- Education: University of Maryland, Baltimore Columbia University
- Occupations: Immunologist, anti-vaccination activist
- Years active: 1997–present
- Known for: Promoting unverified links between vaccines and diabetes, COVID-19 mRNA vaccine-prion claims
- Medical career
- Field: Immunology
- Sub-specialties: Type 1 diabetes research (disputed)
- Notable works: COVID-19 RNA Based Vaccines and the Risk of Prion Disease (2021)

= J. Bart Classen =

American immunologist and anti-vaccinationist

John Barthelow Classen is an American immunologist and opponent of vaccination. He received his M.D. from the University of Maryland, Baltimore in 1988, his M.B.A. from Columbia University in 1992 and obtained his medical license in October 1997. He is best known for publishing research concluding that vaccines, in particular the Hib vaccine, cause insulin-dependent diabetes mellitus, a hypothesis he proposed based on experiments he conducted on mice in 1996. His views are disputed and considered unverified.

A widely reposted 2021 Facebook post claiming that the mRNA vaccines against COVID-19 could cause prion diseases was based on a paper by Classen. The paper was published in Microbiology and Infectious Diseases, whose publisher, Scivision Publishers, is included in Beall's list of publishers of predatory journals. Vincent Racaniello, professor of microbiology and immunology at Columbia University, described the claim as "completely wrong". Tulane University virologist Robert Garry stated that Classen has offered no evidence for the three pillars of his argument: that the sequence overlaps between the Pfizer vaccine are greater than occur with any randomly-selected stretch of RNA, or that the vaccine could cause zinc to be released and that doing so would affect its purported targets as he proposes.

== Anti-vaccination views ==

Classen proposes that vaccines cause diabetes by causing the release of interferons, causing an autoimmune state leading to immune-mediated type 1 diabetes, and he is quoted on many anti-vaccine websites, such as that of the National Vaccine Information Center. His work has been criticized, for example, journalist Amy Wallace wrote that the vaccine-diabetes link "...relies on the flawed work of one doctor [Classen], who gathered data on a slew of vaccines and failed to follow standard study protocols. No other study — including those using the same data — could reproduce the results." Independent studies that have investigated the potential link between vaccines and diabetes include one, published by Frank DeStefano, which "did not find an increased risk of type 1 diabetes associated with any of the routinely recommended childhood vaccines." DeStefano et al. also noted that another study of over 100,000 children examined the potential connection between Hib vaccines and diabetes and found no association between the two. Similarly, the Australian National Centre for Immunisation Research and Surveillance examined Classen's studies and wrote that "Other researchers who have studied the issue have not verified Dr Classen’s findings."
The American Council on Science and Health has said the following of Classen's claims of a link between vaccines, autism, and immune-related diseases:
"These assertions have absolutely no basis in scientific fact.
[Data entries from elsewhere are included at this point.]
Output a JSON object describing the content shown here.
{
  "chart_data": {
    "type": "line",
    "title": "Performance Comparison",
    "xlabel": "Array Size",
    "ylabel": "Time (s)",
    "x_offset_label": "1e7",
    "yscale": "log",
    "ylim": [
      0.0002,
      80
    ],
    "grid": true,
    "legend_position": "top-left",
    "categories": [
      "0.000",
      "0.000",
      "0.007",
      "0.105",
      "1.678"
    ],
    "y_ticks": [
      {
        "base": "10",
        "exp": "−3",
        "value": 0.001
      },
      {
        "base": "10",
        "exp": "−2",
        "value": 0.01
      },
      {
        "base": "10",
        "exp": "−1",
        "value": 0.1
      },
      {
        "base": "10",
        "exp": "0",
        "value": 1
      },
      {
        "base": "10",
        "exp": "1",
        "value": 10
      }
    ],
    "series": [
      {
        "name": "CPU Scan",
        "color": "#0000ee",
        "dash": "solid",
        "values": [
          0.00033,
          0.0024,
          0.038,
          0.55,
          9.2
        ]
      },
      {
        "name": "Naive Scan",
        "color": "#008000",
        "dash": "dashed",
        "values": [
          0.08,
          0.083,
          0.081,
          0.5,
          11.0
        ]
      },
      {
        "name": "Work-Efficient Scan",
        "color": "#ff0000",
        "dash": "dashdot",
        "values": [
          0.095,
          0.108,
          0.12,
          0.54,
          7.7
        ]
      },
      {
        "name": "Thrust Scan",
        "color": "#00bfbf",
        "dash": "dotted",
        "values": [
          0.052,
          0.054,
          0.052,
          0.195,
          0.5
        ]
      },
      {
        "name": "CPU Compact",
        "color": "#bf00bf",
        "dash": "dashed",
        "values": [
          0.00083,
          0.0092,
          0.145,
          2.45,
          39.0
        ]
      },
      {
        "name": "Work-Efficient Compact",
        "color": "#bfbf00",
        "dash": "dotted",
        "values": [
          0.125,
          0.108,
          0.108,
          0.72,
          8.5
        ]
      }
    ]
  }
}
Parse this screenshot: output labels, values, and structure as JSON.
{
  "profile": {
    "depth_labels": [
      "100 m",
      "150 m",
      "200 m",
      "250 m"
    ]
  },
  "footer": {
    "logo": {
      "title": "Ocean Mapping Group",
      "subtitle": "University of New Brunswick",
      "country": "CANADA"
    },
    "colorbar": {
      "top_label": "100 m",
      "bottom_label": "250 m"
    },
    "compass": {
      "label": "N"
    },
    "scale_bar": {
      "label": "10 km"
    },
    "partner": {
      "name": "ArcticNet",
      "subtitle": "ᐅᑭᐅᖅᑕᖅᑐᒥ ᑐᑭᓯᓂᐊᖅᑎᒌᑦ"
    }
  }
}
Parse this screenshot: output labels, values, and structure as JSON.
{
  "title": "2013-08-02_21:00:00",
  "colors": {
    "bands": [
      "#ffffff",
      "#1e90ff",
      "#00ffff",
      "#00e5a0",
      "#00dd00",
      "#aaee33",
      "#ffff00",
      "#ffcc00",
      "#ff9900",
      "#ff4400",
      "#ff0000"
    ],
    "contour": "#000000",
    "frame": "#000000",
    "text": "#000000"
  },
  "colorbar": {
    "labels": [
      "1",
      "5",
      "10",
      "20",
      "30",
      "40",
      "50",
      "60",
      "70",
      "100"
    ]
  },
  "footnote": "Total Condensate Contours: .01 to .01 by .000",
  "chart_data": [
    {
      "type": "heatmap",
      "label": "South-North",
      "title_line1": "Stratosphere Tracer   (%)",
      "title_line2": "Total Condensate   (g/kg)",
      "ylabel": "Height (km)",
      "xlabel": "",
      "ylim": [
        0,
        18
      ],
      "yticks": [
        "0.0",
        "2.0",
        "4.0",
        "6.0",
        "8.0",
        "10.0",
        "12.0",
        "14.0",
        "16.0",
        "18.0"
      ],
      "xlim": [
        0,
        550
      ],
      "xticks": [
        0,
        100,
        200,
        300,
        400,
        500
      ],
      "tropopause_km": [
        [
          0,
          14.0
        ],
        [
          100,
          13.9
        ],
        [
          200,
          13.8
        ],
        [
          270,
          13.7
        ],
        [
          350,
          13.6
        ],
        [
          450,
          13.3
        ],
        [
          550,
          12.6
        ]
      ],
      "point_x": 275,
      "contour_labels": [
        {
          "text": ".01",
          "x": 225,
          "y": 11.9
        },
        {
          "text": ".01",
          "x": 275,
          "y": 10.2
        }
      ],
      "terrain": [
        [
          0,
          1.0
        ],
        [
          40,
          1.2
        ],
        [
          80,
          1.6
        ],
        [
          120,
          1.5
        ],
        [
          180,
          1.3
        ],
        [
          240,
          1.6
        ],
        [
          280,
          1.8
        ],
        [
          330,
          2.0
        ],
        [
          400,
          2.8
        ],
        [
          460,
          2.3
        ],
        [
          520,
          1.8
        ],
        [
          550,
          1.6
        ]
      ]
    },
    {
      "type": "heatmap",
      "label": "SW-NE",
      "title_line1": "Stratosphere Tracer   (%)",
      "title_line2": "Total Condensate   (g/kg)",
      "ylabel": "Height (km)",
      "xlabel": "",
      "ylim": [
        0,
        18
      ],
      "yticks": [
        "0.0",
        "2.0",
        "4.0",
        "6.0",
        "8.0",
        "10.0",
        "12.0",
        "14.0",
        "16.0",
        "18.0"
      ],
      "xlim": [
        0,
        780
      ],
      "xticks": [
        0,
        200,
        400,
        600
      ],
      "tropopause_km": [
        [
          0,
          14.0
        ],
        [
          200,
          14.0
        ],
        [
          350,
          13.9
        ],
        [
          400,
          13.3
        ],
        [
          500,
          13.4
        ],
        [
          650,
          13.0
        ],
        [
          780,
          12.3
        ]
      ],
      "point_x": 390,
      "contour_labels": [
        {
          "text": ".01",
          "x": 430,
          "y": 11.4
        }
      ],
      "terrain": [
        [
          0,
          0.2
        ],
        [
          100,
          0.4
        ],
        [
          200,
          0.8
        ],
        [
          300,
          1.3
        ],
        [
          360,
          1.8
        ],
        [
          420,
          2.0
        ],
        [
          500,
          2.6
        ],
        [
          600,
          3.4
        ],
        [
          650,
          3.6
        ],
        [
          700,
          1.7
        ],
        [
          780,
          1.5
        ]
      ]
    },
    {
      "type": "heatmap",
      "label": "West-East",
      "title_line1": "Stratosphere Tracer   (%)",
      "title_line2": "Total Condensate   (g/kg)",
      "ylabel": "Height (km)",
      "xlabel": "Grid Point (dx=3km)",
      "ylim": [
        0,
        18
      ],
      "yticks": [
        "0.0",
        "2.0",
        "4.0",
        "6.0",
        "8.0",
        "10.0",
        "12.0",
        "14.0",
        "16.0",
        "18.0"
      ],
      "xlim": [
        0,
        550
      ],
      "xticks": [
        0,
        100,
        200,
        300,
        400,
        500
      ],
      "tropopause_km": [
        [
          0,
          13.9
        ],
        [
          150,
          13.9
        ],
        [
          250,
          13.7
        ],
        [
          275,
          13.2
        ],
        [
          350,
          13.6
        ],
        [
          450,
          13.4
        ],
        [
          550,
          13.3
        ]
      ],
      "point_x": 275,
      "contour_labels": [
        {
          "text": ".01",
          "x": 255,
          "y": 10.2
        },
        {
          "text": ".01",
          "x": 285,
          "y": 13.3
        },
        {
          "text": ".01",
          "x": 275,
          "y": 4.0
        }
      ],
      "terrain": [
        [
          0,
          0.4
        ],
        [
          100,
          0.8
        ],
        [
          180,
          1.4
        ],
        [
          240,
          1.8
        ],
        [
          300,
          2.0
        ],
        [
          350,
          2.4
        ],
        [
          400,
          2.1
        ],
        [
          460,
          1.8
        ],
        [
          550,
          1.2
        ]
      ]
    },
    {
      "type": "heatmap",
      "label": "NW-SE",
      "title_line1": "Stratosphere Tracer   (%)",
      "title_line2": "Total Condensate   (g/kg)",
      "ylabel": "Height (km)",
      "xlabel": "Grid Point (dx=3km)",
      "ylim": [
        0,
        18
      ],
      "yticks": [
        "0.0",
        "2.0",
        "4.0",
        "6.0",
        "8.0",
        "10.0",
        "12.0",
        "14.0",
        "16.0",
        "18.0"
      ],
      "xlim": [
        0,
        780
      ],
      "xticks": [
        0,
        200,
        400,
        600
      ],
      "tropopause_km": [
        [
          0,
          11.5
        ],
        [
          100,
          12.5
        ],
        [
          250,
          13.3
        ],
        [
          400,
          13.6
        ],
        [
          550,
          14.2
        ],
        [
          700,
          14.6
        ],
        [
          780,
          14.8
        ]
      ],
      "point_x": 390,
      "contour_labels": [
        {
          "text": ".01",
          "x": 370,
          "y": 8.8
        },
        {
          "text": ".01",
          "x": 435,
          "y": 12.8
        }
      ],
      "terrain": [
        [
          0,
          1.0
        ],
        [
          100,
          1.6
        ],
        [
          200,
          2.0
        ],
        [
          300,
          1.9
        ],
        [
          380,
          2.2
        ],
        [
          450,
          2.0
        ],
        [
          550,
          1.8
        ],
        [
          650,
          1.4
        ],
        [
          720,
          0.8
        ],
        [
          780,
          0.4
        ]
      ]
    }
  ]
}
The link between vaccines and autism has been debunked multiple times since it was first proposed by Wakefield, and the bottom line is that there was never any link between vaccines and autism. We urge the public to stop listening to the ideas promoted by the anti-vaccine movement and do what is best for public health, which is to get vaccinated."

In a review article from Trends in Internal Medicine, which is also connected to Scivision Publishers, Classen promoted the idea that COVID-19 vaccines were bioweapons created by the Mossad, which he claims have infiltrated the NIAID, who are working on depopulation and the New World Order.

== Patents ==

Classen holds a number of patents, specifically regarding "the act of reading the published scientific literature and using it to create vaccination schedules that minimize immune disorders," and has sued four biotechnology companies over allegedly infringing on them. While a district court had found that Classen's idea was too abstract to be patented, an appeals court found otherwise following an appeal by Classen.